Sunday, January 9, 2011

Middle of the Night Mayhem

This is a story about how I was up at 5.45am changing sheets and pjs, though no one was sick, while simultaneously strangling my husband.
When one of the kids wakes up at night, and, yes, anytime before 7.30am is considered and treated like the middle of the night at my house, the standard procedure is milk, diaper change, back to sleep.
This is what happened last night: I’d been up with the girl from 4am to almost 5am, cause evolution is a bitch and decided to put babies through excruciating pain just so they can develop a full set of utensils necessary for their survival (i.e. teeth). So when the boy woke, probably annoyed at all the noise his sister had been making and wanting his share of the nighttime attention, I timidly turn to the husband (who, incidentally, is exempt from nighttime duty for a few more months due to the leukemia and all) and ask him to take care of it. Amazingly, he not only heard me but woke up and went to tend to the boy. Unfortunately, when they wake up it’s all “mama, mama” and last night he was all “mama, where you, need you” in a tragic voice, like mama doesn’t love him and went away. so up I got. The husband got the bottle ready and I started to change him. And this is when all hell broke loose.

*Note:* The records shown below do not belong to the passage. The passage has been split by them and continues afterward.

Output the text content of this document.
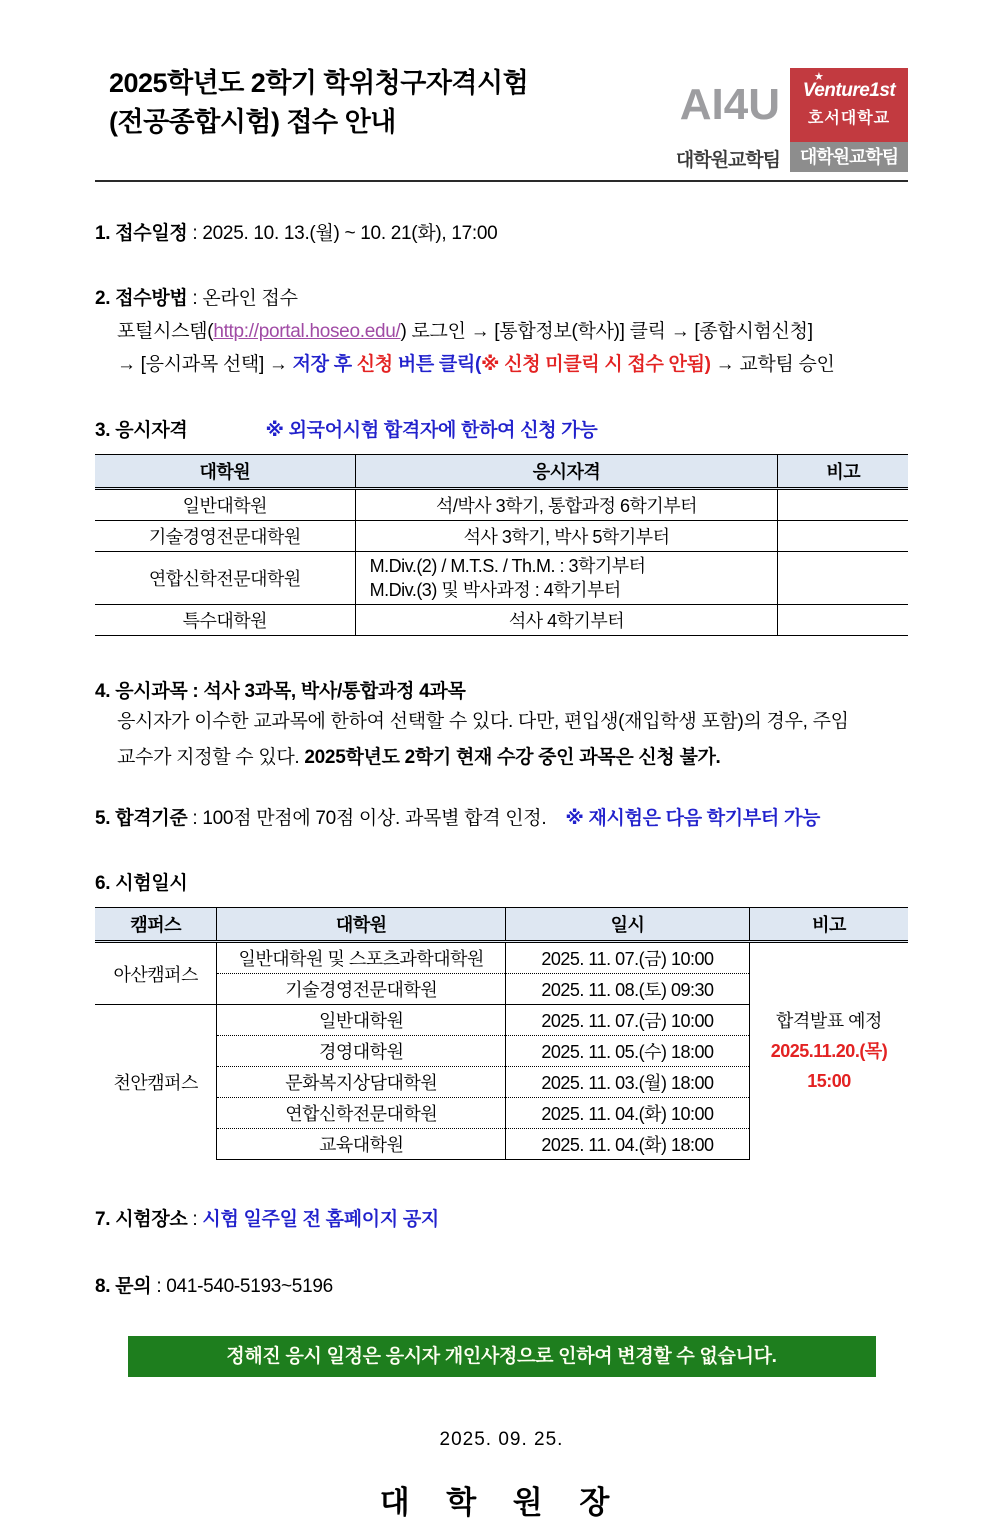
2025학년도 2학기 학위청구자격시험
(전공종합시험) 접수 안내	AI4U
대학원교학팀
★
Venture1st
호서대학교
대학원교학팀
1. 접수일정 : 2025. 10. 13.(월) ~ 10. 21(화), 17:00
2. 접수방법 : 온라인 접수
포털시스템(http://portal.hoseo.edu/) 로그인 → [통합정보(학사)] 클릭 → [종합시험신청]
→ [응시과목 선택] → 저장 후 신청 버튼 클릭(※ 신청 미클릭 시 접수 안됨) → 교학팀 승인
3. 응시자격	※ 외국어시험 합격자에 한하여 신청 가능
대학원	응시자격	비고
일반대학원	석/박사 3학기, 통합과정 6학기부터	
기술경영전문대학원	석사 3학기, 박사 5학기부터	
연합신학전문대학원	M.Div.(2) / M.T.S. / Th.M. : 3학기부터
M.Div.(3) 및 박사과정 : 4학기부터	

특수대학원	석사 4학기부터	
4. 응시과목 : 석사 3과목, 박사/통합과정 4과목
응시자가 이수한 교과목에 한하여 선택할 수 있다. 다만, 편입생(재입학생 포함)의 경우, 주임
교수가 지정할 수 있다. 2025학년도 2학기 현재 수강 중인 과목은 신청 불가.
5. 합격기준 : 100점 만점에 70점 이상. 과목별 합격 인정. ※ 재시험은 다음 학기부터 가능
6. 시험일시
캠퍼스	대학원	일시	비고
아산캠퍼스	일반대학원 및 스포츠과학대학원	2025. 11. 07.(금) 10:00	합격발표 예정
2025.11.20.(목)
15:00

	기술경영전문대학원	2025. 11. 08.(토) 09:30	
천안캠퍼스	일반대학원	2025. 11. 07.(금) 10:00	
	경영대학원	2025. 11. 05.(수) 18:00	
	문화복지상담대학원	2025. 11. 03.(월) 18:00	
	연합신학전문대학원	2025. 11. 04.(화) 10:00	
	교육대학원	2025. 11. 04.(화) 18:00	
7. 시험장소 : 시험 일주일 전 홈페이지 공지
8. 문의 : 041-540-5193~5196
정해진 응시 일정은 응시자 개인사정으로 인하여 변경할 수 없습니다.
2025. 09. 25.
대 학 원 장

Because, you see, men, they don’t have the same reaction times as women do when it comes to their offspring; sure, if he heard an intruder in the house my husband would probably be fully alert and halfway down the stairs armed with something heavy in 1.5 seconds, but when it comes to the kids…. that’s my department. So he goes to put the bottle in the boy’s mouth and almost drowns him in milk, because, you see, he had managed to get the water temperature right, put in the correct amount of formula, and mix it, he just forgot to screw on the bottle top. He did not screw on the bottle top. So the boy, sputters, catches his breath, and starts screaming bloody murder, I, on the other hand, had not a clue what was going on, cause we do all this in semi-darkness. Suffice it to say that the boy’s crying woke up the girl, so they were both screaming, the husband was still sleeping cause he couldn’t follow even the simplest instructions (for example, get me clean pjs), and that’s how I found myself changing sheets, pjs, and calming down a traumatized boy at 6am even though no one had vomited. Of course, once I got the boy calmed down, cleaned and back in bed, made a new bottle and then left the husband with strict orders not to move from his bedside until he fell asleep, I went over to the girl to calm her down cause at this point she was almost vomiting from all the screaming. And as I was rocking her and thinking of cruel and unusual punishments to apply to the husband, I remembered the image of the poor boy choking on a bottle full of milk in his face and just couldn’t help laughing… kind of how you laugh at people being woken up with bucketfuls of cold water on tv. I know, I’m a terrible mother.